出版のコーディネートを手掛ける株式会社八鳥(逗子市新宿)の代表、板橋裕美さん(36)=人物風土記で紹介=が、一日に一書だけを販売する移動式本屋をスタートさせる。地域のイベントなどに出店し、「日常に発見と出会いを提供したい」と意気込む。
移動式本屋「Vantasy Books」は軽自動車のバンを改造したキッチンカー。Vantasyはバンでファンタジーを届けるという意味の造語だ。本の販売と同時にこだわりの紅茶も提供する。現在、車の形状にあわせた本棚を制作中で完成後に開店する。
5月3日から5日には三崎口駅前でプレオープンした。遠方から来た人が本を買っていくなど、「喜んでもらえる事業に育てていけそうな可能性を感じた」と展望を語る。
全ては南米の物語との出合いから
板橋さんは学生時代に訪れた旅先で『ハチドリのひとしずく』という童話に出合った。南アメリカの先住民に伝わる話で、森が火事になる中、一羽のハチドリがくちばしで水のしずくを一滴ずつ運び火を消そうとする物語。ハチドリの「私は私にできることをしているだけ」という言葉に感銘を受け、以来、自分に「できること」を探し続けているという。
葉山に移住し約5年。自分の経験を何か地域に還元できないかと考えたのが移動式本屋。同店で販売するのは板橋さんがこれまでに逗子・葉山で出会い、影響を受けた人に選んでもらった1冊の「推し本」。
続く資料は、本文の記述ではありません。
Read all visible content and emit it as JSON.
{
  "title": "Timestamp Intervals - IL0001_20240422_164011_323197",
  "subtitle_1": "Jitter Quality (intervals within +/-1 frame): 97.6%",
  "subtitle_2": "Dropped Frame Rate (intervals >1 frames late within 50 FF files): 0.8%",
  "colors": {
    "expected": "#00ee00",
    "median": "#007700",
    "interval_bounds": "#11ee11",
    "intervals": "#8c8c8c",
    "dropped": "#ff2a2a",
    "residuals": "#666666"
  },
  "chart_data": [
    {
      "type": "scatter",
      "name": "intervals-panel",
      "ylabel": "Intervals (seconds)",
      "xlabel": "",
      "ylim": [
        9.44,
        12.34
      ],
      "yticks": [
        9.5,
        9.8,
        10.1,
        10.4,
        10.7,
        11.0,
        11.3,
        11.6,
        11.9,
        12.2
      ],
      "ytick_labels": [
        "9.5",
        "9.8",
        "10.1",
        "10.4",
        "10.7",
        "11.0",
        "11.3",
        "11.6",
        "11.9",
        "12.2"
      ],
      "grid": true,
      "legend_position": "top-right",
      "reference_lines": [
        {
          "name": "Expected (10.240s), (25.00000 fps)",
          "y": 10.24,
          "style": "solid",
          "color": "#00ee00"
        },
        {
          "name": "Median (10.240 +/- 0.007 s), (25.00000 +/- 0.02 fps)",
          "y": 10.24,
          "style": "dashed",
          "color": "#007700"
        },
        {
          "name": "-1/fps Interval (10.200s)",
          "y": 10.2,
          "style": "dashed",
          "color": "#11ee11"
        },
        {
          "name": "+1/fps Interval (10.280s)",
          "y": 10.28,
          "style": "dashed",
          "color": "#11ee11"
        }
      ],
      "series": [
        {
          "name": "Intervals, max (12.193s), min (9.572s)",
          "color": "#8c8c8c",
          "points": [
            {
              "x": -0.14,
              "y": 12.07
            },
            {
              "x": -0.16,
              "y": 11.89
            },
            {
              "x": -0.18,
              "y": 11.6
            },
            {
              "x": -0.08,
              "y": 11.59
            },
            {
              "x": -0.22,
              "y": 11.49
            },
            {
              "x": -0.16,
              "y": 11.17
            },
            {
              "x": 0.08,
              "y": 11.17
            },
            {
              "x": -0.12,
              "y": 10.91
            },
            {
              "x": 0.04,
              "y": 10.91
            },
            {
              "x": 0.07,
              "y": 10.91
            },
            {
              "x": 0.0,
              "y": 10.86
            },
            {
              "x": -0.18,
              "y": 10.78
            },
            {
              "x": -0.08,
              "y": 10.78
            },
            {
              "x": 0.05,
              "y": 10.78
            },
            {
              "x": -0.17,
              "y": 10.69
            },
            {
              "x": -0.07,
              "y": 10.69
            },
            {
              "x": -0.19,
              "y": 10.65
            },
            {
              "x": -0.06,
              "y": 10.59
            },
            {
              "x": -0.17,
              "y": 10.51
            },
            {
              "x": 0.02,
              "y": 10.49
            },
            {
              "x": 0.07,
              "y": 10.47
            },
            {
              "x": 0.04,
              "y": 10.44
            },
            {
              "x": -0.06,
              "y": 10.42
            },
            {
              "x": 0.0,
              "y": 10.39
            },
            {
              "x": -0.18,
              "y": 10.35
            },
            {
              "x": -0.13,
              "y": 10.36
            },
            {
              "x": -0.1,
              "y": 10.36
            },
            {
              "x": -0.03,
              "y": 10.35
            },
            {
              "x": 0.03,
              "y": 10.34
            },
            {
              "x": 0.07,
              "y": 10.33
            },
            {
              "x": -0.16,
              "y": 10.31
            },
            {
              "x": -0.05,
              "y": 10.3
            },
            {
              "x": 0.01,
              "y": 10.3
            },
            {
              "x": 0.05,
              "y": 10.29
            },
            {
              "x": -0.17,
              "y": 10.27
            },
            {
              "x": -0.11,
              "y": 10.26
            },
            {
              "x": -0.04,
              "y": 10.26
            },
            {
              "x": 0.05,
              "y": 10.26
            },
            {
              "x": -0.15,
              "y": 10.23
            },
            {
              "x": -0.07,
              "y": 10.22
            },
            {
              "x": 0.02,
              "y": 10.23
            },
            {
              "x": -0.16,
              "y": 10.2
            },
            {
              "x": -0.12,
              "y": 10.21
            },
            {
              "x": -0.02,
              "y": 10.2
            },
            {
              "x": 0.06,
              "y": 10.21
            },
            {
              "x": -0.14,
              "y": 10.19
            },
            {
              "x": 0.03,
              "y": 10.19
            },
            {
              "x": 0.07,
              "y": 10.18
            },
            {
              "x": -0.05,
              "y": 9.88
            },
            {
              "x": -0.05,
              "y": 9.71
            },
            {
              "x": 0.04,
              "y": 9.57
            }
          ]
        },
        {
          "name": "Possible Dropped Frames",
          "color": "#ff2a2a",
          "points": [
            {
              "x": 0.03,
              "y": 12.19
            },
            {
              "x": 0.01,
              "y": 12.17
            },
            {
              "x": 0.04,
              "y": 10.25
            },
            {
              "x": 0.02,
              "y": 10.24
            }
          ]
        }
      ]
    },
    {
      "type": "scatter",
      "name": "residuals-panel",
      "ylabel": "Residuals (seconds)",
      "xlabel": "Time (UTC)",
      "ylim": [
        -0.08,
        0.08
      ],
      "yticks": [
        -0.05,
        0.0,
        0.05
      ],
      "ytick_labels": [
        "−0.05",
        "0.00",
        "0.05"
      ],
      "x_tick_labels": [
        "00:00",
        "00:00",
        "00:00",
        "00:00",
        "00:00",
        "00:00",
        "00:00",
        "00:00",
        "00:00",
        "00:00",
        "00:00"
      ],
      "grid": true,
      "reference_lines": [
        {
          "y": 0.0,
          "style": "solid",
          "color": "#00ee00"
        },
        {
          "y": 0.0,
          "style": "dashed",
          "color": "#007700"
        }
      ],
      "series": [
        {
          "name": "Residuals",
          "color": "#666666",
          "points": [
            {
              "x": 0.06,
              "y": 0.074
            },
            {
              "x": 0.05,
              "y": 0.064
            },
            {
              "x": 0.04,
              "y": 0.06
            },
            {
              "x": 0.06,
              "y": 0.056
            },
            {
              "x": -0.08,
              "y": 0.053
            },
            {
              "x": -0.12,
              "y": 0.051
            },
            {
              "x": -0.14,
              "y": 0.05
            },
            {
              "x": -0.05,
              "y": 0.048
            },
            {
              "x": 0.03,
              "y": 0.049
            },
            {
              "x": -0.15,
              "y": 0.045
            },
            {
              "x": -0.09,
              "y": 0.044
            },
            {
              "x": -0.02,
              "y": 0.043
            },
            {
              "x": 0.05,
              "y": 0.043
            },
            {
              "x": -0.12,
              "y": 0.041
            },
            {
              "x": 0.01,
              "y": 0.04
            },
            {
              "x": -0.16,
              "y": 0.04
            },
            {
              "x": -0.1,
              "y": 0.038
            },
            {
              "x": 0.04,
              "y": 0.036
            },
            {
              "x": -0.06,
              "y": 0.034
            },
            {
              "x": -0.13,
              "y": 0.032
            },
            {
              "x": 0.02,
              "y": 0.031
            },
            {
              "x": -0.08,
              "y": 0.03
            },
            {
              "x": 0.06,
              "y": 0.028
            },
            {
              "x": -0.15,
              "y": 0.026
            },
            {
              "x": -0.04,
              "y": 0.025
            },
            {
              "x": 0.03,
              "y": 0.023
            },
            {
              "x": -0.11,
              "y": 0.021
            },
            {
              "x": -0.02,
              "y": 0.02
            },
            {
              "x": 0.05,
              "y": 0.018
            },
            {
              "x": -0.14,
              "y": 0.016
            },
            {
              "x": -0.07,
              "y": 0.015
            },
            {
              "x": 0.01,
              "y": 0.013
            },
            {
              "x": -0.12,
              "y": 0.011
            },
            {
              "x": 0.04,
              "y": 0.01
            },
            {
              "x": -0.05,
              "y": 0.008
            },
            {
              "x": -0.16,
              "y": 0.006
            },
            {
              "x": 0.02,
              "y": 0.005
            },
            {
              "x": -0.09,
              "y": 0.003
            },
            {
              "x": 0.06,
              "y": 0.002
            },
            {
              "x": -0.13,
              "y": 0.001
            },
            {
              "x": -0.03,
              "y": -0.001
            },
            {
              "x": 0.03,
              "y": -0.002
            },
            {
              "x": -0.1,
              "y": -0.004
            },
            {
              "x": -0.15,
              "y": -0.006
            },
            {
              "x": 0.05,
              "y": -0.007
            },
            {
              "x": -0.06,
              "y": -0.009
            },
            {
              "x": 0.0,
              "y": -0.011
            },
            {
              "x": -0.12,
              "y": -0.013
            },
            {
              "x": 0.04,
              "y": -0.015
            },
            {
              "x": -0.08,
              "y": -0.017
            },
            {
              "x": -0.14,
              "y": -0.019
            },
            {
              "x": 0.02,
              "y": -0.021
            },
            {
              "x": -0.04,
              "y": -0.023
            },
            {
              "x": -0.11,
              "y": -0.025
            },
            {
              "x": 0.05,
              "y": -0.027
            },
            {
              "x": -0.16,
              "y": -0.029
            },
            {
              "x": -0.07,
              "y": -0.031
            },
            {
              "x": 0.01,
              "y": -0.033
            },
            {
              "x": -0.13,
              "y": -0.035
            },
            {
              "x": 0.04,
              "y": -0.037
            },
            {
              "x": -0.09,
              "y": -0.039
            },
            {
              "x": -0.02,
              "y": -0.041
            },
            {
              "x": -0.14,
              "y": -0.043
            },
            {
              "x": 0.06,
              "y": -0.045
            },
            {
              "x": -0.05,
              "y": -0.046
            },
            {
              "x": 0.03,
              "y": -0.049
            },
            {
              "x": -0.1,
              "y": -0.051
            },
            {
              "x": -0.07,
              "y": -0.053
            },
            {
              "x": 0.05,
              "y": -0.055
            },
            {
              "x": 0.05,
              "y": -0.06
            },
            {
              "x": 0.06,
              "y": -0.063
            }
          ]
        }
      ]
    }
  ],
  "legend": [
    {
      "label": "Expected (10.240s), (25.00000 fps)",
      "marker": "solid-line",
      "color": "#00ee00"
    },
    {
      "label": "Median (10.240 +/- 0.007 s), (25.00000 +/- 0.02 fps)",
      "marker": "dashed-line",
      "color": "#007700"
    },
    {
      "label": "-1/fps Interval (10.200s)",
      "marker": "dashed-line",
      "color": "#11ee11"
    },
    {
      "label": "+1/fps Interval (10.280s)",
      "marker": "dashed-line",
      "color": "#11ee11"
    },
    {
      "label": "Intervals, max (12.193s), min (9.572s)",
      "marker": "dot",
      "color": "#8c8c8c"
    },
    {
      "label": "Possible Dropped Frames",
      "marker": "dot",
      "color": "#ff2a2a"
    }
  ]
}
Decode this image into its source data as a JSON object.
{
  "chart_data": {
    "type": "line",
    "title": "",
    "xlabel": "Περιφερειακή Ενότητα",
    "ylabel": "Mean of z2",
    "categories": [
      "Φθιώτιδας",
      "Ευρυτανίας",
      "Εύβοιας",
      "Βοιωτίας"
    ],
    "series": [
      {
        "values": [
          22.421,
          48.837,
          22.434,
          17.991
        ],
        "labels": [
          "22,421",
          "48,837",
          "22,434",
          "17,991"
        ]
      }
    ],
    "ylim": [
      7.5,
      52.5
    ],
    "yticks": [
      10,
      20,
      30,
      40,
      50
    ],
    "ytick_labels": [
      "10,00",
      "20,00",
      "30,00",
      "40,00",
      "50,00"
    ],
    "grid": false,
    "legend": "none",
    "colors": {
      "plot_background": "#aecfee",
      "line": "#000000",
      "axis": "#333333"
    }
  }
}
「イベントに訪れる人はどんな人だろう」と想像し、誰ならぴったり合う本を選んでもらえるかを考える。選書者と本が決まると、その本を手にした人がどんな視点を得たりするだろうかと想像が膨らむという。板橋さんは「本を読むことで直接自分で経験しなくても、多様な文化や価値観に触れる体験ができる」と読書の魅力を力説する。
次の出店はあさって28日(日)に開催される自転車のイベント「ツール・ド・逗子」のスタート・ゴール会場の亀岡八幡宮(逗子市逗子)。6月3日(土)に川崎市の大師公園で行われる「ゆるっとまるっとパーク大作戦」、11日(日)には「ずしグリーンライフフェス」にも参加する。
グランドオープンした後は週末ごとに店を開ける予定で、「地元の朝市などにも参加したい」と力を込める。